Open simbol01 opened 4 years ago

simbol01 commented 4 years ago

Help please I got this error while trying to save my model after fine-tuning with RandomizedSearchCV. model = rnd_search_cv.bestestimator.model But I got the above error, any suggestions please?

danielbrito91 commented 3 years ago

I got the same error

ageron commented 3 years ago

Thanks for your feedback. The best_estimator_ attribute ends with an underscore. In Scikit-Learn, this means that it's a learned parameter, so it's only available after the fit() function finishes successfully. If there was an error during training, or if you interrupted training, then this attribute will not be present.
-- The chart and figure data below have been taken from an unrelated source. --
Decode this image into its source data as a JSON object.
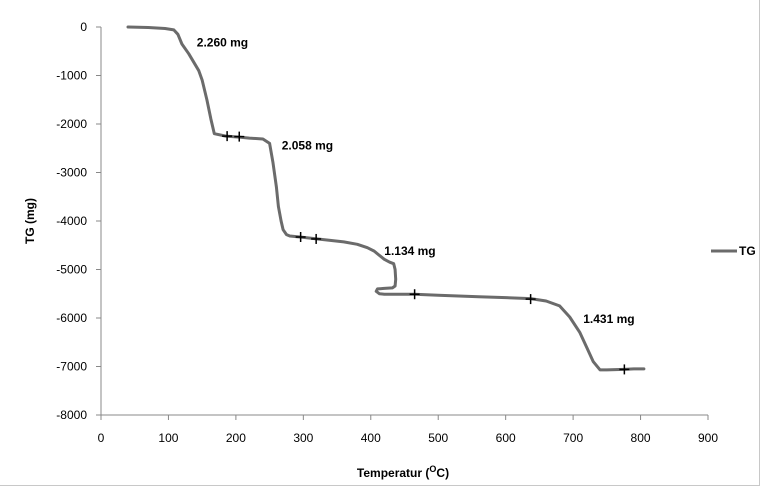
{
  "chart_data": {
    "type": "line",
    "xlabel": "Temperatur (",
    "xlabel_sup": "O",
    "xlabel_suffix": "C)",
    "ylabel": "TG (mg)",
    "xlim": [
      0,
      900
    ],
    "ylim": [
      -8000,
      0
    ],
    "xticks": [
      "0",
      "100",
      "200",
      "300",
      "400",
      "500",
      "600",
      "700",
      "800",
      "900"
    ],
    "yticks": [
      "0",
      "-1000",
      "-2000",
      "-3000",
      "-4000",
      "-5000",
      "-6000",
      "-7000",
      "-8000"
    ],
    "grid": false,
    "legend": {
      "position": "right",
      "entries": [
        "TG"
      ]
    },
    "color": "#6b6b6b",
    "series": [
      {
        "name": "TG",
        "x": [
          40,
          70,
          95,
          108,
          114,
          120,
          130,
          145,
          150,
          157,
          163,
          168,
          185,
          205,
          220,
          240,
          250,
          255,
          260,
          263,
          267,
          270,
          275,
          280,
          295,
          320,
          340,
          360,
          380,
          395,
          405,
          412,
          420,
          428,
          434,
          436,
          437,
          436,
          432,
          420,
          410,
          408,
          413,
          420,
          440,
          465,
          500,
          560,
          600,
          637,
          660,
          680,
          695,
          710,
          720,
          730,
          740,
          750,
          775,
          790,
          805
        ],
        "y": [
          0,
          -10,
          -30,
          -60,
          -150,
          -350,
          -550,
          -900,
          -1100,
          -1500,
          -1900,
          -2200,
          -2250,
          -2270,
          -2290,
          -2310,
          -2400,
          -2800,
          -3300,
          -3700,
          -4000,
          -4180,
          -4280,
          -4310,
          -4330,
          -4370,
          -4400,
          -4430,
          -4480,
          -4550,
          -4620,
          -4700,
          -4790,
          -4850,
          -4880,
          -5000,
          -5200,
          -5340,
          -5380,
          -5390,
          -5400,
          -5450,
          -5500,
          -5510,
          -5510,
          -5510,
          -5530,
          -5560,
          -5580,
          -5600,
          -5650,
          -5750,
          -5980,
          -6300,
          -6600,
          -6900,
          -7070,
          -7070,
          -7060,
          -7050,
          -7050
        ]
      }
    ],
    "markers": [
      {
        "x": 187,
        "y": -2250
      },
      {
        "x": 205,
        "y": -2260
      },
      {
        "x": 296,
        "y": -4330
      },
      {
        "x": 319,
        "y": -4370
      },
      {
        "x": 465,
        "y": -5510
      },
      {
        "x": 637,
        "y": -5610
      },
      {
        "x": 776,
        "y": -7060
      }
    ],
    "annotations": [
      {
        "text": "2.260 mg",
        "x": 142,
        "y": -400
      },
      {
        "text": "2.058 mg",
        "x": 268,
        "y": -2530
      },
      {
        "text": "1.134 mg",
        "x": 420,
        "y": -4700
      },
      {
        "text": "1.431 mg",
        "x": 715,
        "y": -6100
      }
    ]
  }
}
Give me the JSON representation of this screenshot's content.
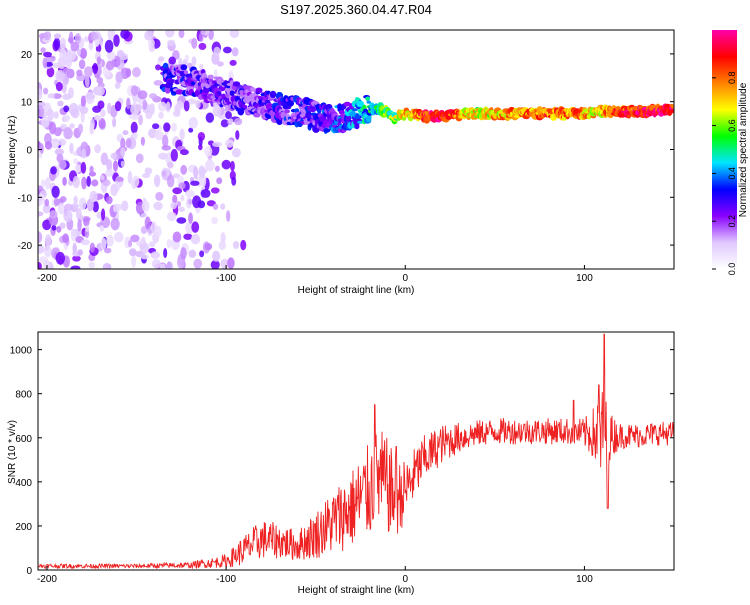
{
  "figure_title": "S197.2025.360.04.47.R04",
  "chart_data": [
    {
      "type": "heatmap",
      "title": "S197.2025.360.04.47.R04",
      "xlabel": "Height of straight line (km)",
      "ylabel": "Frequency (Hz)",
      "xlim": [
        -205,
        150
      ],
      "ylim": [
        -25,
        25
      ],
      "xticks": [
        -200,
        -100,
        0,
        100
      ],
      "xtick_labels": [
        "-200",
        "-100",
        "0",
        "100"
      ],
      "yticks": [
        -20,
        -10,
        0,
        10,
        20
      ],
      "ytick_labels": [
        "-20",
        "-10",
        "0",
        "10",
        "20"
      ],
      "colorbar": {
        "label": "Normalized spectral amplitude",
        "range": [
          0,
          1
        ],
        "ticks": [
          0,
          0.2,
          0.4,
          0.6,
          0.8
        ],
        "tick_labels": [
          "0.0",
          "0.2",
          "0.4",
          "0.6",
          "0.8"
        ],
        "colormap": [
          "#ffffff",
          "#e0c8ff",
          "#8a00ff",
          "#0000ff",
          "#00e5ff",
          "#00ff00",
          "#ffff00",
          "#ff8000",
          "#ff0000",
          "#ff00aa"
        ]
      },
      "signal_trace": {
        "description_free": true,
        "x": [
          -135,
          -120,
          -110,
          -100,
          -90,
          -80,
          -70,
          -60,
          -50,
          -40,
          -35,
          -30,
          -25,
          -20,
          -15,
          -10,
          -7,
          -5,
          -3,
          0,
          5,
          10,
          20,
          40,
          60,
          80,
          100,
          110,
          120,
          135,
          150
        ],
        "freq": [
          15,
          14.5,
          13,
          11.5,
          10.5,
          9.5,
          8.5,
          8,
          7,
          6,
          6.5,
          7,
          8,
          8.5,
          8.5,
          8,
          7,
          6.5,
          7,
          7.5,
          7.5,
          7,
          7,
          7.5,
          7.5,
          7.5,
          7.5,
          8,
          8,
          8,
          8.5
        ],
        "amplitude": [
          0.25,
          0.22,
          0.22,
          0.2,
          0.2,
          0.22,
          0.25,
          0.25,
          0.25,
          0.3,
          0.3,
          0.35,
          0.4,
          0.45,
          0.5,
          0.55,
          0.55,
          0.6,
          0.65,
          0.7,
          0.75,
          0.85,
          0.9,
          0.65,
          0.75,
          0.8,
          0.75,
          0.7,
          0.85,
          0.9,
          0.9
        ]
      },
      "noise_region_xlim": [
        -205,
        -100
      ]
    },
    {
      "type": "line",
      "xlabel": "Height of straight line (km)",
      "ylabel": "SNR (10 * v/v)",
      "xlim": [
        -205,
        150
      ],
      "ylim": [
        0,
        1080
      ],
      "xticks": [
        -200,
        -100,
        0,
        100
      ],
      "xtick_labels": [
        "-200",
        "-100",
        "0",
        "100"
      ],
      "yticks": [
        0,
        200,
        400,
        600,
        800,
        1000
      ],
      "ytick_labels": [
        "0",
        "200",
        "400",
        "600",
        "800",
        "1000"
      ],
      "series": [
        {
          "name": "SNR",
          "color": "#ee2222",
          "envelope_x": [
            -205,
            -150,
            -120,
            -100,
            -90,
            -80,
            -70,
            -60,
            -50,
            -40,
            -30,
            -25,
            -20,
            -15,
            -10,
            -5,
            0,
            10,
            20,
            30,
            40,
            50,
            60,
            70,
            80,
            90,
            100,
            105,
            110,
            115,
            120,
            130,
            140,
            150
          ],
          "envelope_mean": [
            18,
            18,
            22,
            40,
            90,
            140,
            130,
            110,
            160,
            220,
            280,
            320,
            360,
            420,
            380,
            320,
            360,
            500,
            570,
            600,
            620,
            630,
            630,
            630,
            630,
            630,
            620,
            620,
            600,
            610,
            610,
            610,
            620,
            620
          ],
          "envelope_spread": [
            10,
            10,
            14,
            30,
            70,
            90,
            80,
            70,
            110,
            150,
            180,
            200,
            220,
            240,
            220,
            180,
            140,
            110,
            90,
            70,
            60,
            60,
            60,
            60,
            60,
            60,
            70,
            120,
            230,
            100,
            60,
            55,
            55,
            55
          ],
          "peaks": [
            {
              "x": -17,
              "y": 750
            },
            {
              "x": -5,
              "y": 560
            },
            {
              "x": 94,
              "y": 770
            },
            {
              "x": 108,
              "y": 840
            },
            {
              "x": 111,
              "y": 1070
            },
            {
              "x": 113,
              "y": 280
            }
          ]
        }
      ]
    }
  ]
}
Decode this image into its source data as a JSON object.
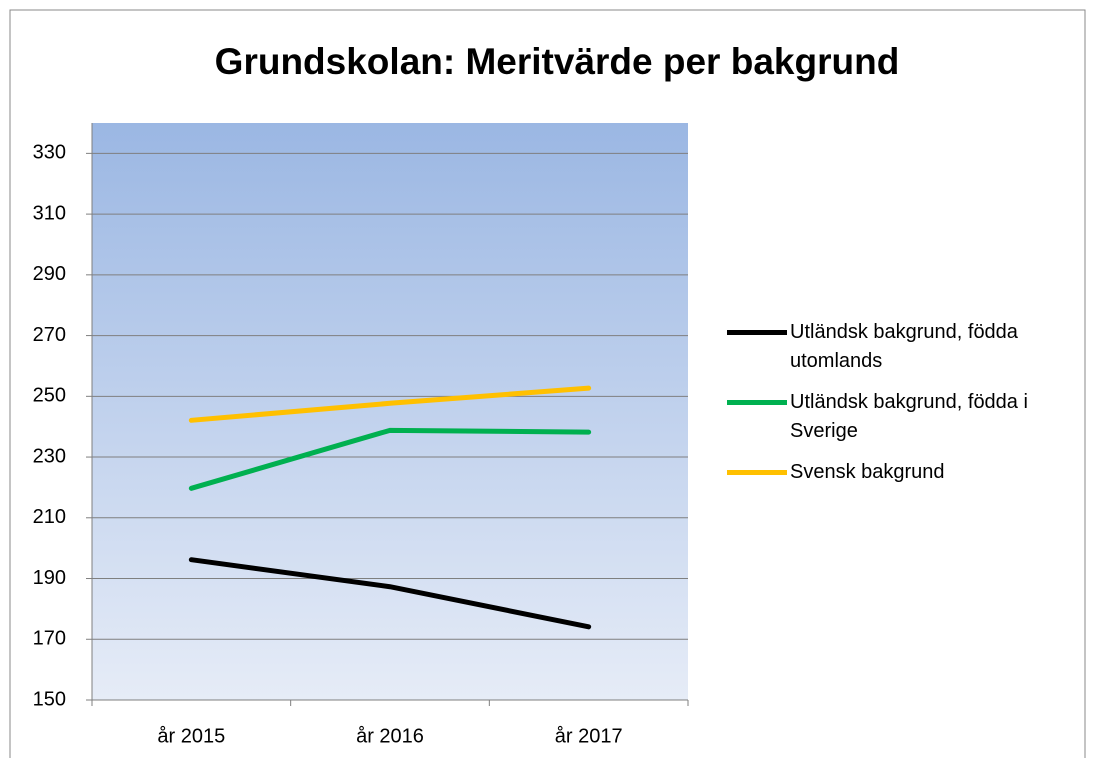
{
  "chart_data": {
    "type": "line",
    "title": "Grundskolan: Meritvärde per bakgrund",
    "categories": [
      "år 2015",
      "år 2016",
      "år 2017"
    ],
    "series": [
      {
        "name": "Utländsk bakgrund, födda utomlands",
        "color": "#000000",
        "values": [
          196.2,
          187.3,
          174.1
        ]
      },
      {
        "name": "Utländsk bakgrund, födda i Sverige",
        "color": "#00b050",
        "values": [
          219.7,
          238.8,
          238.2
        ]
      },
      {
        "name": "Svensk bakgrund",
        "color": "#ffc000",
        "values": [
          242.1,
          247.7,
          252.7
        ]
      }
    ],
    "ylim": [
      150,
      340
    ],
    "yticks": [
      150,
      170,
      190,
      210,
      230,
      250,
      270,
      290,
      310,
      330
    ],
    "grid": true,
    "legend": "right"
  }
}
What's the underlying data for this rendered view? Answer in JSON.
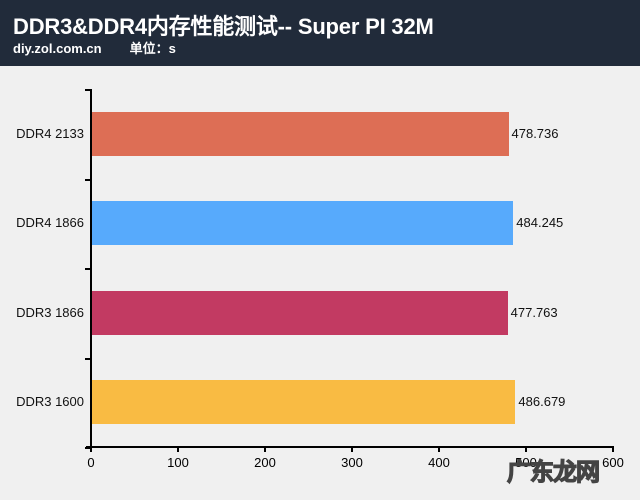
{
  "header": {
    "title": "DDR3&DDR4内存性能测试-- Super PI 32M",
    "site": "diy.zol.com.cn",
    "unit": "单位：s"
  },
  "watermark": "广东龙网",
  "chart_data": {
    "type": "bar",
    "orientation": "horizontal",
    "title": "DDR3&DDR4内存性能测试-- Super PI 32M",
    "subtitle": "diy.zol.com.cn 单位：s",
    "categories": [
      "DDR4 2133",
      "DDR4 1866",
      "DDR3 1866",
      "DDR3 1600"
    ],
    "values": [
      478.736,
      484.245,
      477.763,
      486.679
    ],
    "value_labels": [
      "478.736",
      "484.245",
      "477.763",
      "486.679"
    ],
    "colors": [
      "#dd6e55",
      "#57aafc",
      "#c23a62",
      "#f9bb43"
    ],
    "xlabel": "",
    "ylabel": "",
    "xlim": [
      0,
      600
    ],
    "xticks": [
      "0",
      "100",
      "200",
      "300",
      "400",
      "500",
      "600"
    ],
    "grid": false,
    "legend": "none"
  }
}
Note that the RandomizedSearchCV's fit() function will first look for the best hyperparameter values and then (if refit=True, which is the default) it will train a final model on the whole training set (instead of a cross-validation subset as during the hyperparameter search). So if the function was interrupted after the hyperparameter search but before the end of training the final model, it might be possible to have best_params_ defined, perhaps also best_score_, but not best_estimator_.

I hope this helps.

ageron commented 3 years ago

Note: just to make sure, I just ran the Colab Notebook for this chapter, and best_estimator_ worked fine, so I think the hypothesis above is correct (the fit() function was probably interrupted before it finished).